Kilis’te Yaşam: Sınırın Gölgesinde Bir Şehir
Sınırda olmanın getirdiği zorluklar, zaman zaman Kilis halkının gündelik yaşamını doğrudan etkiledi. Suriye'deki terör örgütlerinin Türkiye tarafına düzenlediği roketli saldırılar, en çok Kilis’i hedef aldı. 2016 yılında yaşanan saldırılar sonucu çok sayıda sivil hayatını kaybetmiş, kentte ciddi tedirginlik oluşmuştu. Ancak Türk Silahlı Kuvvetleri’nin sınır ötesi operasyonlarıyla bu tehditler büyük ölçüde bertaraf edildi.
Kilis Valiliği ve yerel yönetimlerin çalışmalarıyla şehirde güvenlik yeniden sağlandı. Sığınmacılara yönelik eğitim, sağlık ve sosyal destek hizmetleri artırıldı. Aynı zamanda sınırda kurulan modern gözetim sistemleri, kaçakçılığın ve yasa dışı geçişlerin önüne geçilmesinde etkili oldu.
Bugün Kilis: Umut ve İyileşme
Günümüzde Kilis, sınırda olmanın getirdiği sorunları büyük ölçüde aşmış bir şehir görünümünde. Suriye ile olan sınır hattı, artık kontrollü geçişlerin ve yardım koridorlarının merkezi konumunda. Şehirdeki Suriyelilerin bir kısmı geri dönüş yaparken, kalanlar ise topluma uyum sürecine dahil ediliyor. Kilis Üniversitesi’nin Suriyeli öğrencilere verdiği destek, sosyal uyumun önemli adımlarından biri olarak öne çıkıyor.
Ayrıca sınırda kurulan yeni ticaret merkezleri ve lojistik alanlar, Kilis’in ekonomik potansiyelini artırmaya başladı. Hem yerel halk hem de iş dünyası için yeni fırsatlar doğdu.

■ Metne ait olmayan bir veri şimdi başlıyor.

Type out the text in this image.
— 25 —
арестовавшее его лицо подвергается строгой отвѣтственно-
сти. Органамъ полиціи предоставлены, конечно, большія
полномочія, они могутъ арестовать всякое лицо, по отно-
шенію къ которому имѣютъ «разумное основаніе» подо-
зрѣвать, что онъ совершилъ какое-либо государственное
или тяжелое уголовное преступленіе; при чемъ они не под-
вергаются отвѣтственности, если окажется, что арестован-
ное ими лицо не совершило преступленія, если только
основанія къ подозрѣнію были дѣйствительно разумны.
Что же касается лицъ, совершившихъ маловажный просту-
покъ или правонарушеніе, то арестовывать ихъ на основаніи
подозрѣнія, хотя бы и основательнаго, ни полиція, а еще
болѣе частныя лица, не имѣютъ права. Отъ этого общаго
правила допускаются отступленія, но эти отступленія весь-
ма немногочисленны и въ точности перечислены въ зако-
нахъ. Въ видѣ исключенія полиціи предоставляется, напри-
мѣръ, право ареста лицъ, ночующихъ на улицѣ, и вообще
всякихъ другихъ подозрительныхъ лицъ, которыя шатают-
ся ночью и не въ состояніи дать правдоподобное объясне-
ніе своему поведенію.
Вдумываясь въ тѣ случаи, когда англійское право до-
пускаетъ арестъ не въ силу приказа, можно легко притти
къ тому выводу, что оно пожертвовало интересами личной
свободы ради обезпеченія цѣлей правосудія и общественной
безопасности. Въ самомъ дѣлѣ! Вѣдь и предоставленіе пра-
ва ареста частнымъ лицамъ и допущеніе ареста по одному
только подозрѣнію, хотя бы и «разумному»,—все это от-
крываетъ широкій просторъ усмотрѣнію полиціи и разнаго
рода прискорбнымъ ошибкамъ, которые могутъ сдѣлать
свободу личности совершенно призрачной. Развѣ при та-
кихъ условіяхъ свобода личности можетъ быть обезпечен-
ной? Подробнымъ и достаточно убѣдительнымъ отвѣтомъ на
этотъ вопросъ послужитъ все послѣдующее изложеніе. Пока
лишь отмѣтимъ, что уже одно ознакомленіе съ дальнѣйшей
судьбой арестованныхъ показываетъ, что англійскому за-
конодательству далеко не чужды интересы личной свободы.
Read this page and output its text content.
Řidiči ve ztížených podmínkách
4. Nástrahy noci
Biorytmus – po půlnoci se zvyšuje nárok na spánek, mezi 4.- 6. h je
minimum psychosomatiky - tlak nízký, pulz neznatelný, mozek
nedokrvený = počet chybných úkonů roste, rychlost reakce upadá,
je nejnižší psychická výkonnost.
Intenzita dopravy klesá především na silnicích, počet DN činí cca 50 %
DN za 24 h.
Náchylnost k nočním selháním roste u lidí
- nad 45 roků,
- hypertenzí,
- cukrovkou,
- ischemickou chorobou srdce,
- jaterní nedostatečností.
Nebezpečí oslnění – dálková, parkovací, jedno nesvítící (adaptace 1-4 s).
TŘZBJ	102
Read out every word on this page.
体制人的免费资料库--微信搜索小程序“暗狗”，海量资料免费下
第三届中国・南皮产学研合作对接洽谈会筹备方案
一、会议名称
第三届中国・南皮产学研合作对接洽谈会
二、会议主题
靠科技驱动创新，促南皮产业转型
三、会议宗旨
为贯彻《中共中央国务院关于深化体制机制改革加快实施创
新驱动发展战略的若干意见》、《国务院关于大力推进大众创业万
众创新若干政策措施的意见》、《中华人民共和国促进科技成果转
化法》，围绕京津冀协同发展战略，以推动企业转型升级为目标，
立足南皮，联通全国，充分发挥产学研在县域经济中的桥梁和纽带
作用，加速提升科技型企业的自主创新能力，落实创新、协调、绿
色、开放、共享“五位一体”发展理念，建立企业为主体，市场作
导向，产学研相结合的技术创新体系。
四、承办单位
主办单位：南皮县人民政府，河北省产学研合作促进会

Sonuç: Sınırda Yaşamak, Dayanışmayı Öğretti
Kilis, yalnızca bir sınır ili değil; aynı zamanda Türkiye'nin vicdanı, misafirperverliğin ve dayanışmanın sembolü haline geldi. Suriye sınırına bu kadar yakın bir şehir olmanın getirdiği zorluklar kadar, sağladığı dersler de var: Kriz zamanlarında birlik olmak, yardımlaşmak ve birlikte yaşamanın yollarını aramak.
Kilis’in sınırda oluşu, onu sadece harita üzerindeki bir nokta yapmıyor. Aynı zamanda bölgesel politikanın, insan haklarının ve göç olgusunun tam kalbine yerleştiriyor.